NameTypeRequiredDescription
from_scratchpadstringone of twoName of a scratchpad entry containing base64-encoded image bytes
base64stringone of twoBase64-encoded image bytes, passed inline

Exactly one of from_scratchpad or base64 must be provided. Prefer from_scratchpad for large images; inline base64 inflates tool-call JSON.

The bytes must decode to a supported raster image. PNG, JPEG, GIF, WebP, and BMP pass through unchanged; TIFF, ICO, HDR, EXR, TGA, PNM, QOI, DDS, and Farbfeld are auto-converted to PNG. Size cap is ~3.75 MB on the final payload.

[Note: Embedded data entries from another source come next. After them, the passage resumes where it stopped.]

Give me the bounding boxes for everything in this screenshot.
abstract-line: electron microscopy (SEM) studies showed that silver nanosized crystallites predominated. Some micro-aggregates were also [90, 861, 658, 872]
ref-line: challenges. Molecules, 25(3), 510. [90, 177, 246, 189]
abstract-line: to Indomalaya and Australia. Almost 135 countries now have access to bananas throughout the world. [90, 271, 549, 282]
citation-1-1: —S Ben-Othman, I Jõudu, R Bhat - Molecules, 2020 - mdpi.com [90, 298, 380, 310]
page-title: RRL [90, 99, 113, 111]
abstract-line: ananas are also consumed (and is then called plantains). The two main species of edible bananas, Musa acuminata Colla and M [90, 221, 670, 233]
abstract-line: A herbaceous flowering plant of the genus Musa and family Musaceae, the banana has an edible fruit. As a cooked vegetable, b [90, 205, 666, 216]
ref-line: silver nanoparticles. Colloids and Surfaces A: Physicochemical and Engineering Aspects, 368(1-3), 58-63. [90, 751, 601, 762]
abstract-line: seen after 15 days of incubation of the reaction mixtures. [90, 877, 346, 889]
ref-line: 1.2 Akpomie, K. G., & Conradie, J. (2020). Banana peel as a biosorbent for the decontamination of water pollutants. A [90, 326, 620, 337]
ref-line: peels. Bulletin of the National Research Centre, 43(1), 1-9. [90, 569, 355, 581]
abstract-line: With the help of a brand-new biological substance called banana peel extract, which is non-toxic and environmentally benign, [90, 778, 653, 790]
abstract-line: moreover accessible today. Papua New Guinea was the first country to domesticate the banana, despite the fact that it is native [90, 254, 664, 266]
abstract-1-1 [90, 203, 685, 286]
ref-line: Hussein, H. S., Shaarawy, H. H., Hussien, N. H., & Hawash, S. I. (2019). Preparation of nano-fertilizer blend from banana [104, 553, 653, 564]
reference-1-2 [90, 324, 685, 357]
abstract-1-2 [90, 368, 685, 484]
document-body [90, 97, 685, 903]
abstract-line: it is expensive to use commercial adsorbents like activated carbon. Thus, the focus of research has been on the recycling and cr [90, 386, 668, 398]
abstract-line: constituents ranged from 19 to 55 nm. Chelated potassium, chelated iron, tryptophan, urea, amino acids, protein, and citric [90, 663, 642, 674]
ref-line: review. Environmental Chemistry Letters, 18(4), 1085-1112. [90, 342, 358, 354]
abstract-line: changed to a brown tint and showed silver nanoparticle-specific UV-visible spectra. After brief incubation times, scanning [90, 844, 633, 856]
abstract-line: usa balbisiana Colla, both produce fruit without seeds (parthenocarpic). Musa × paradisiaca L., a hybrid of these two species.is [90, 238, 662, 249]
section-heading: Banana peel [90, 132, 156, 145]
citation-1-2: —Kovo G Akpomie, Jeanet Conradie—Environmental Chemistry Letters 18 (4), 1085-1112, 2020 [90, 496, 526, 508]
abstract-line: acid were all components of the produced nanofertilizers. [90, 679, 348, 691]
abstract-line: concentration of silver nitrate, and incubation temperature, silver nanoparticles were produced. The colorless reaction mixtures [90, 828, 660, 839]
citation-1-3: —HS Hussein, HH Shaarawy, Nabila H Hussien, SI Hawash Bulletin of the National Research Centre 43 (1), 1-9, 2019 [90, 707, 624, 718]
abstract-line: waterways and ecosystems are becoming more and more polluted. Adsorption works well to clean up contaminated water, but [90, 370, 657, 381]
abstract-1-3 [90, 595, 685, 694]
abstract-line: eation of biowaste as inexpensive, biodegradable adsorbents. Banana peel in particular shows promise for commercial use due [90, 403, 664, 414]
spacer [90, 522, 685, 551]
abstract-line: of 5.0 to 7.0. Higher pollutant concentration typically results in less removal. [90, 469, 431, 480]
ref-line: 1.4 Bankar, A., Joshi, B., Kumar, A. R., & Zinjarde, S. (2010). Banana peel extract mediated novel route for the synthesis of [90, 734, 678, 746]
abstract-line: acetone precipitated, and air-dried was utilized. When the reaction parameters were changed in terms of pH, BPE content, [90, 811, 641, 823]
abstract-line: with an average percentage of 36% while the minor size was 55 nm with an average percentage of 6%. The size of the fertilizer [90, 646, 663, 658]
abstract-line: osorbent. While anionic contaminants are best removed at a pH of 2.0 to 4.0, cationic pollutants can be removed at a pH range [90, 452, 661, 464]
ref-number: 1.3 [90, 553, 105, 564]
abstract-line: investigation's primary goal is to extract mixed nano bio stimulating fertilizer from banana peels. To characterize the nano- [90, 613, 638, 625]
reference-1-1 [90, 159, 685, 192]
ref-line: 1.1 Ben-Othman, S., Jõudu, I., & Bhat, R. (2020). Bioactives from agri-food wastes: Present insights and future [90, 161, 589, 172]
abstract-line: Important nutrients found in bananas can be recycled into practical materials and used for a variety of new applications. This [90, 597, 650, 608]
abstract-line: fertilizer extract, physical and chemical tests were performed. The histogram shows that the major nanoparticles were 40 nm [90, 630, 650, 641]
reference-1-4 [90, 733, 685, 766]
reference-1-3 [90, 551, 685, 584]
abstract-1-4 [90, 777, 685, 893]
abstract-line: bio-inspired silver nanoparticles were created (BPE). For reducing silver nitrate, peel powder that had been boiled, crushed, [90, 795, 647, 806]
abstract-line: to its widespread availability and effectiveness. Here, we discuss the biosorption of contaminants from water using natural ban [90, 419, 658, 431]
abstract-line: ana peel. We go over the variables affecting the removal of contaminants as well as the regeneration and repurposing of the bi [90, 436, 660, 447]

Only call render_image when the current model supports vision input.

recall / recall_read

Search and re-read this session’s full conversation, including earlier turns that compaction summarized and removed from the model’s context. Compaction never deletes turns (it appends a boundary and hides the older ones); these tools read straight from the on-disk event log, so a detail the compaction summary dropped is still recoverable.

recall searches and returns matching lines, each tagged with a message index (#N) and role:

recall({"query": "auth token", "regex": false, "limit": 20})
  • query (required) — text to search for; a literal substring (case-insensitive) unless regex is set.
  • regex — treat query as a case-sensitive regular expression. Default: false.
  • limit — maximum matches to return (capped at 100). Default: 20.

recall_read reads turns by the #N index that recall reports:

recall_read({"start": 47, "count": 3})
  • start (required) — 1-based message index to read from.
  • count — number of consecutive messages to read (max 20). Default: 1.
  • scratchpad — save the output to a scratchpad entry instead of returning it inline.

After a compaction, the summary message reminds the agent that these tools exist. Large tool outputs appear as <large-output> references in both recall and recall_read results (rather than inlining the full payload); read their full content with scratchpad_read.

Redirecting output to the scratchpad

Several tools (execute_command, find_files, search_contents, fetch_url, spawn_agent) accept an optional scratchpad parameter that redirects their output to a named scratchpad entry instead of returning it inline. When this parameter is set, the tool produces its full, untruncated output: internal result-count caps (find_files 200, search_contents 100) and length caps (fetch_url max_length) are lifted for the scratchpad-bound result.